A mother of two children who speaks five languages, AT&T Labs researcher Taniya Mishra is the ultimate example of what happens when your personal life harmonizes with your work. Professionally, Taniya's work revolves around speech technology and building synthetic voices that can embody different characters and emotions. Personally, Taniya brings a love of languages that she discovered at a young age.
Taniya explains, "I grew up in India and even before I knew what it was to learn languages, I was speaking five languages fluently." Those languages included the national language of Hindi, the local language in her city, English while at home and French at school. Taniya expanded upon this talent and passion in college, when she worked with a professor to develop applications for the visually impaired who needed to utilize text-to-speech technology.
Today, Taniya has found a way to merge her experience with her own small children and her knowledge of languages. "Something that I am working on right now is a storybook application and it's geared towards kids and as we know, kids are pretty tough customers." We recently sat down with Taniya to learn more about this project and the general scope of her work at AT&T Labs.
Tell us about how you started here at AT&T.
I work primarily on text-to-speech synthesis, which is the technology of taking text and converting it into speech. I have been at AT&T for a little over three years, and the reason I found AT&T to be the right place for me is because it has this long history of innovation and cutting edge technology, in almost all fields, but especially in the area of speech and language.
What does innovation mean to you?
To me, innovation is a really active word. When I think of innovation the phrase that comes to mind is "out-of-the-box" thinking. I also believe innovation is, not innovating in a vacuum, but anticipating what our customers need in five or 10 years, or looking at the problems they are facing right now.
Can you tell us about some of the projects you're working on?
There are two projects that I am working on right now that I find personally very interesting and have a lot of applications. One is expressive speech synthesis — or text-to-speech technology — and it is the process of taking text and converting it into speech.
I am sure that many people have used this technology to some extent, and one of the top complaints when people use this technology is that it sounds robotic, it sounds unnatural, it sounds boring. My area of research is expressive speech synthesis, so looking into how realistically can we mimic a human's expressions and naturalness and be able to get the computer to do the same.
One of the applications that I am working on that uses expressive speech synthesis is called StorEbook — a storyteller application geared toward kids. What it's meant to do is take children's stories that are in text form and convert them into speech. As we know, children are very hard customers. You can lose them very easily if you are boring or unnatural, so this kind of sets the bar pretty high for me.

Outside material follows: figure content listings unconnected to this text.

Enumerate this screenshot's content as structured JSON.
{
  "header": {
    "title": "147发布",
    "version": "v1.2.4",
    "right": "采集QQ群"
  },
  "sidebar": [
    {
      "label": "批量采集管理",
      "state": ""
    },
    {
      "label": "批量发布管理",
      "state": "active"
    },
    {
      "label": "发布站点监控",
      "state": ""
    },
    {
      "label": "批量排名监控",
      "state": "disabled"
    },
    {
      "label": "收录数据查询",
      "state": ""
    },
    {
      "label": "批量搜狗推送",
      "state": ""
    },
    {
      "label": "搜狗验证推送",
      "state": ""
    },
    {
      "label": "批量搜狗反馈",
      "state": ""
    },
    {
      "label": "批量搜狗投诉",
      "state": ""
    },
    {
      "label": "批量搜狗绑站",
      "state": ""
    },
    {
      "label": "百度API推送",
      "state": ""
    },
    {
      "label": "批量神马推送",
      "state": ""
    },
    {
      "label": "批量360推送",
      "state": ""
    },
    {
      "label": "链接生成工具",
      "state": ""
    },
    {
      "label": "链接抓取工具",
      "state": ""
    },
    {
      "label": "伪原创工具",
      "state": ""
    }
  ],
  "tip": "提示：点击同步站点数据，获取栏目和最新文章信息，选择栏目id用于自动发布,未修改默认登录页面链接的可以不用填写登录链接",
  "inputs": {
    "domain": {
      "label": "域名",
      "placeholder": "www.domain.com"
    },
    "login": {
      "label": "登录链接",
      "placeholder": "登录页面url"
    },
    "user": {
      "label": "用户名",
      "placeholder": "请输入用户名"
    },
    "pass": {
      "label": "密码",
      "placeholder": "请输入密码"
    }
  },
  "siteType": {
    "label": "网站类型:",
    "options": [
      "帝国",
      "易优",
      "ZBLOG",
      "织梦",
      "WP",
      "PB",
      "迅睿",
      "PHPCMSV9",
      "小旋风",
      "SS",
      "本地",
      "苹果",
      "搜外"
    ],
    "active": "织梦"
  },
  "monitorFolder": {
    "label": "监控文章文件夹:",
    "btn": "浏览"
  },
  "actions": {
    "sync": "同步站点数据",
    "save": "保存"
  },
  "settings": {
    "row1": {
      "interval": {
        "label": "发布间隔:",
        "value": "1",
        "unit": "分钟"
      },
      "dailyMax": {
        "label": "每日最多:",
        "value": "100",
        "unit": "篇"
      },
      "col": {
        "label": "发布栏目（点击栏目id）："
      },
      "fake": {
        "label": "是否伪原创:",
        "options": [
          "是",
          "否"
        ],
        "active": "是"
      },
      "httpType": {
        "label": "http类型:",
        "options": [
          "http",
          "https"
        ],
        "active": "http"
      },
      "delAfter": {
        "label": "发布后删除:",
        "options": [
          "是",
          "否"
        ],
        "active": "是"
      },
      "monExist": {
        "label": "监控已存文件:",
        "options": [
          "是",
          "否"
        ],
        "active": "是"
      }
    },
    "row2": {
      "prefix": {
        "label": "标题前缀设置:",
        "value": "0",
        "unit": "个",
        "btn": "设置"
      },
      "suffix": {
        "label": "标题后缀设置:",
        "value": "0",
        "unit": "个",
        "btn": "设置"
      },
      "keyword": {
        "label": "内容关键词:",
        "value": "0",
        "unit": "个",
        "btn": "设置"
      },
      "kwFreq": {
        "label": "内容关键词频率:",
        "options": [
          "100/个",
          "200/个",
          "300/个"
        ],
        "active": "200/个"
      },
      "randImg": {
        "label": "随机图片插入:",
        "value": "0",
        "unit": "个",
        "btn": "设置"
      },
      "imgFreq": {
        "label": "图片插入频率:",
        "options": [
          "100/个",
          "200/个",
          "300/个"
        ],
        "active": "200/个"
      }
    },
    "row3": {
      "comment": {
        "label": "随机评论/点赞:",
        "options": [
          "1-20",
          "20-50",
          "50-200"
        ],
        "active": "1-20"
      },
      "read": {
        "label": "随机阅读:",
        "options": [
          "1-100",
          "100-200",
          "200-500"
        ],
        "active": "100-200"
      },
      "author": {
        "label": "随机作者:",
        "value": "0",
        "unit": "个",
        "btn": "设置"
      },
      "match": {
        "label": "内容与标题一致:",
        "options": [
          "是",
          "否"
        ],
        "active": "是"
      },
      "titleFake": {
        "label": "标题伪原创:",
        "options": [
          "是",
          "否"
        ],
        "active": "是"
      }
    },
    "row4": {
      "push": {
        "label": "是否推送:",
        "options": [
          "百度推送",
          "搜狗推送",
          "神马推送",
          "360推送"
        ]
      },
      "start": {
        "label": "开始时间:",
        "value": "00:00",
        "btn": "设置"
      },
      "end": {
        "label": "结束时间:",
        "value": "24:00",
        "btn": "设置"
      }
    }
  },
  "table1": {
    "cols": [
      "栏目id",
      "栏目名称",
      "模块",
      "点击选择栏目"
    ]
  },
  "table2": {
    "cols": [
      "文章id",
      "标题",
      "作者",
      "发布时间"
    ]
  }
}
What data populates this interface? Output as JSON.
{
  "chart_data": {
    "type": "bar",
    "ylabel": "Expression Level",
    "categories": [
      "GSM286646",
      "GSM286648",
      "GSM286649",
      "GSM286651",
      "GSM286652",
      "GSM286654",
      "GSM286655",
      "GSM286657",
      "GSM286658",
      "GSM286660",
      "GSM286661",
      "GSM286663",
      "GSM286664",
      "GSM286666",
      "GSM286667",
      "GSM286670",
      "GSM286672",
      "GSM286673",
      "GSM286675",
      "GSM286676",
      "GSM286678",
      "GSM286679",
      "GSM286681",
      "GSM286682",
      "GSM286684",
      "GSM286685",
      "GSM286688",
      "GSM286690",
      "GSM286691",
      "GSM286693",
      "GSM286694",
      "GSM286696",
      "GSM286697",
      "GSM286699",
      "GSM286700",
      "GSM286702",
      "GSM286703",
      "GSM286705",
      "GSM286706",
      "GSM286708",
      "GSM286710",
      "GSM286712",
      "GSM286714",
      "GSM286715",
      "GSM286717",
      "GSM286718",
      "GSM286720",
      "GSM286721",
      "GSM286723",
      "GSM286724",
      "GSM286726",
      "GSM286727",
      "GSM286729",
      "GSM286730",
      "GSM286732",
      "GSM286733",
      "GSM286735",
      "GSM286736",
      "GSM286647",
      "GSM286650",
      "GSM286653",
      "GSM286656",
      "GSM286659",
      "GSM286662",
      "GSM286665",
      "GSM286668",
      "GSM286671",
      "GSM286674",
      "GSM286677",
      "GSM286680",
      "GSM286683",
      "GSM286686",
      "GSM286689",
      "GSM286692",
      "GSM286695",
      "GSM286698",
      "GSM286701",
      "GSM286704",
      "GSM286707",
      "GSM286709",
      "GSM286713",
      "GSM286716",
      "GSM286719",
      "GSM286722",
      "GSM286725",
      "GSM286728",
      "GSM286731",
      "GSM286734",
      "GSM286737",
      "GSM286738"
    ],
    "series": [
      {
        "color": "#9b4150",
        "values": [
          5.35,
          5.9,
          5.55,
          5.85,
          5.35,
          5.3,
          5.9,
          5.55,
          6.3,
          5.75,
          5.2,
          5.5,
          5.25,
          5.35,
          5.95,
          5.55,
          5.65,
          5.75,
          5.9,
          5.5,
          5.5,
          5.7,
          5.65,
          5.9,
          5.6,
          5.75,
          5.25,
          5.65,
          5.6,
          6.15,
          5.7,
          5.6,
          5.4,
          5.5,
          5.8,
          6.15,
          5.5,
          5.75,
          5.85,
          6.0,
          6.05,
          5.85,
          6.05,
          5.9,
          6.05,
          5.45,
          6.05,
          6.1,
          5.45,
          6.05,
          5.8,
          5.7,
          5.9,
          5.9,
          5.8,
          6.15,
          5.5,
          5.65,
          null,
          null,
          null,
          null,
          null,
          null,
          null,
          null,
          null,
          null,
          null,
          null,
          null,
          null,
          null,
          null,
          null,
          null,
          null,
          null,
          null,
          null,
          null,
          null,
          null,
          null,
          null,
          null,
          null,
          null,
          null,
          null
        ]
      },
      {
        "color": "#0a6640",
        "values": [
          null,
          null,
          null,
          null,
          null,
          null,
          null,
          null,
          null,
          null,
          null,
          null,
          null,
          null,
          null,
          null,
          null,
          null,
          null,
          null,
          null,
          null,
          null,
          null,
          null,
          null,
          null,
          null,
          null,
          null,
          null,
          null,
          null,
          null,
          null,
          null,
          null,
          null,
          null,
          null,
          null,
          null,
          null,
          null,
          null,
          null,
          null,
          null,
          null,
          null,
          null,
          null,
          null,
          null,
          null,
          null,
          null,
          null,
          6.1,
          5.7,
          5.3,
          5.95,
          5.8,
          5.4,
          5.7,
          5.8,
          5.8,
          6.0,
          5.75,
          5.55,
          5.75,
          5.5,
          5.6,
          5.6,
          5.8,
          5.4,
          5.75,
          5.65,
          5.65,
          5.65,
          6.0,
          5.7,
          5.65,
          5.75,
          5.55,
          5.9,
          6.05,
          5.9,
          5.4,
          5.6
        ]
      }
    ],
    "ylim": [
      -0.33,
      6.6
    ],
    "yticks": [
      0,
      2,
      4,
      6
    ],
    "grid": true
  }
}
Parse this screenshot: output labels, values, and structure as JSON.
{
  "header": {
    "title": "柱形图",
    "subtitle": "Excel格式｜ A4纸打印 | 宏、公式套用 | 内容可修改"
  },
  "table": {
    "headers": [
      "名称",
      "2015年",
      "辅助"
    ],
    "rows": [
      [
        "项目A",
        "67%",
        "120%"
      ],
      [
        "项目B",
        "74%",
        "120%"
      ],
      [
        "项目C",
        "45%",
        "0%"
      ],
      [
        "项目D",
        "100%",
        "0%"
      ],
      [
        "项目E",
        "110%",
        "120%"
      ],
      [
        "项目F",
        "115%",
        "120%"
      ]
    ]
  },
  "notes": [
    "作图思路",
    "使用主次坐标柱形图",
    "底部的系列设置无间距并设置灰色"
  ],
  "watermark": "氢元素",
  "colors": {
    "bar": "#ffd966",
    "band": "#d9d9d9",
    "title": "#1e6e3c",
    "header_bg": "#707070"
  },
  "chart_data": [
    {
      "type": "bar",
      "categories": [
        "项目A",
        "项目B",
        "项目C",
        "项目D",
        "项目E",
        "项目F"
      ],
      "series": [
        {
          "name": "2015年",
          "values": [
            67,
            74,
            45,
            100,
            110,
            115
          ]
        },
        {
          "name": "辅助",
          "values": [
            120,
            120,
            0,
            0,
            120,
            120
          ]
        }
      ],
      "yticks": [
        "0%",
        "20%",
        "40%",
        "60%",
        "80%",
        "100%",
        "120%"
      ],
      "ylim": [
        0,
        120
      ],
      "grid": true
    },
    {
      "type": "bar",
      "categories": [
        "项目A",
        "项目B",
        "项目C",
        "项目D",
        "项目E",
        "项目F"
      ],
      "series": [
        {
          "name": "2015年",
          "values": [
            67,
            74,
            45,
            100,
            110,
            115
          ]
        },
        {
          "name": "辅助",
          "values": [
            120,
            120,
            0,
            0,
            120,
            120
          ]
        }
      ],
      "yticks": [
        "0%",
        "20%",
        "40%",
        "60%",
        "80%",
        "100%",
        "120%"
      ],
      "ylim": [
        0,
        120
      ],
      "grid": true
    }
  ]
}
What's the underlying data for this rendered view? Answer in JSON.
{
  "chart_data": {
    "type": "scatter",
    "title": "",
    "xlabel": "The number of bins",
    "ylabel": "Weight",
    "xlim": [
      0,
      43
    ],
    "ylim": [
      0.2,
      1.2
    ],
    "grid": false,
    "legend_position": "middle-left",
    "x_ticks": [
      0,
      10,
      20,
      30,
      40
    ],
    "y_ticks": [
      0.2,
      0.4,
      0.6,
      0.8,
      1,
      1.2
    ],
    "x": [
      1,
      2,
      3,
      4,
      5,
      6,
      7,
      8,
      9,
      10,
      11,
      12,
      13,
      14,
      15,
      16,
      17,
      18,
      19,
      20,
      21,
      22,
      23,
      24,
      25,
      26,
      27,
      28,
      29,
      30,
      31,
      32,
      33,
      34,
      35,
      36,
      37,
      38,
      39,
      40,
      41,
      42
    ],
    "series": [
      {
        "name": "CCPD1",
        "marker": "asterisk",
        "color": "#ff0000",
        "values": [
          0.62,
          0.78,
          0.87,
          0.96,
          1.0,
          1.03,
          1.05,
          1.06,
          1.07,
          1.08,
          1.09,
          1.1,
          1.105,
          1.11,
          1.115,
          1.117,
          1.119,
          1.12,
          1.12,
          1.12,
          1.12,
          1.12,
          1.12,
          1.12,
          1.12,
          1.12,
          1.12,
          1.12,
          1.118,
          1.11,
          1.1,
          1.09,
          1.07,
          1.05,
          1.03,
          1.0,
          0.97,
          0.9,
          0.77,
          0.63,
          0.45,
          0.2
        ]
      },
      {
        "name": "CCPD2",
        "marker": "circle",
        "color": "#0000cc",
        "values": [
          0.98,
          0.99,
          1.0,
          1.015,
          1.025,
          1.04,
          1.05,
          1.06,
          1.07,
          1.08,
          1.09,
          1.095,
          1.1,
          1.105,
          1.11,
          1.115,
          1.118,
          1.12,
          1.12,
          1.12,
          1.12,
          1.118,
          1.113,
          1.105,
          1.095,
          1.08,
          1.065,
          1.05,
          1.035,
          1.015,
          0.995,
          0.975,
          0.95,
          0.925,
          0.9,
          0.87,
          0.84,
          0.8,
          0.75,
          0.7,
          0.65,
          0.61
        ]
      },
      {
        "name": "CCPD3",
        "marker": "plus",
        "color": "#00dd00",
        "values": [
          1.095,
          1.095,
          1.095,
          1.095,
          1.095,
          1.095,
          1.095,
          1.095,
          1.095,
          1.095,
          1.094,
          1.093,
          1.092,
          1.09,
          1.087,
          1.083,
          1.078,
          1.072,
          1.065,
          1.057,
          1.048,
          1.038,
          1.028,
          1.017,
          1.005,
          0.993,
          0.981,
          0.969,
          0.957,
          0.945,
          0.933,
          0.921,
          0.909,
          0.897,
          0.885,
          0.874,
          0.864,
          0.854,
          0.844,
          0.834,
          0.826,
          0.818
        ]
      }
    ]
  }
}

The prototype that I have for this application, reads children stories with many different characters, who have their own voices and distinct way of expressing things. This helps get to the meaning of the sentence rather than just using exactly same intonation, irrespective of what the character is saying.
I think it's a really fun project. I have two kids, one and three, and my three-year-old loves to play it and calls it the "story game." I think I have a built-in user base.
What sparked your interest in developing this particular application?
Even though the app on the surface looks really cute, the underlying technology is extremely sophisticated and the techniques translate really well to general purpose text-to-speech technology. Any advances that we make within the StorEbook app can easily be applied to reading newspapers to adults or reading any kind of information that somebody who is visually impaired needs to get off the Internet.
What inspired you to pursue a career in speech technology?
In college, my double-major was in mathematics and computer science. So, as a senior year project, I ended up working with a professor who was building applications for people who were visually impaired, and as a result needed to use text-to-speech technology. And later in the year, as I was thinking about going to grad school, I started looking at schools that focused on text-to-speech technology, and I ended up going to Oregon Health and Science University.
Why is your work important to consumers?
All of us end up using text-to-speech in different contexts — whether it is in an eyes-free environment and you want to get some information or whether you are visually impaired in some capacity. This is really a need and not just a want.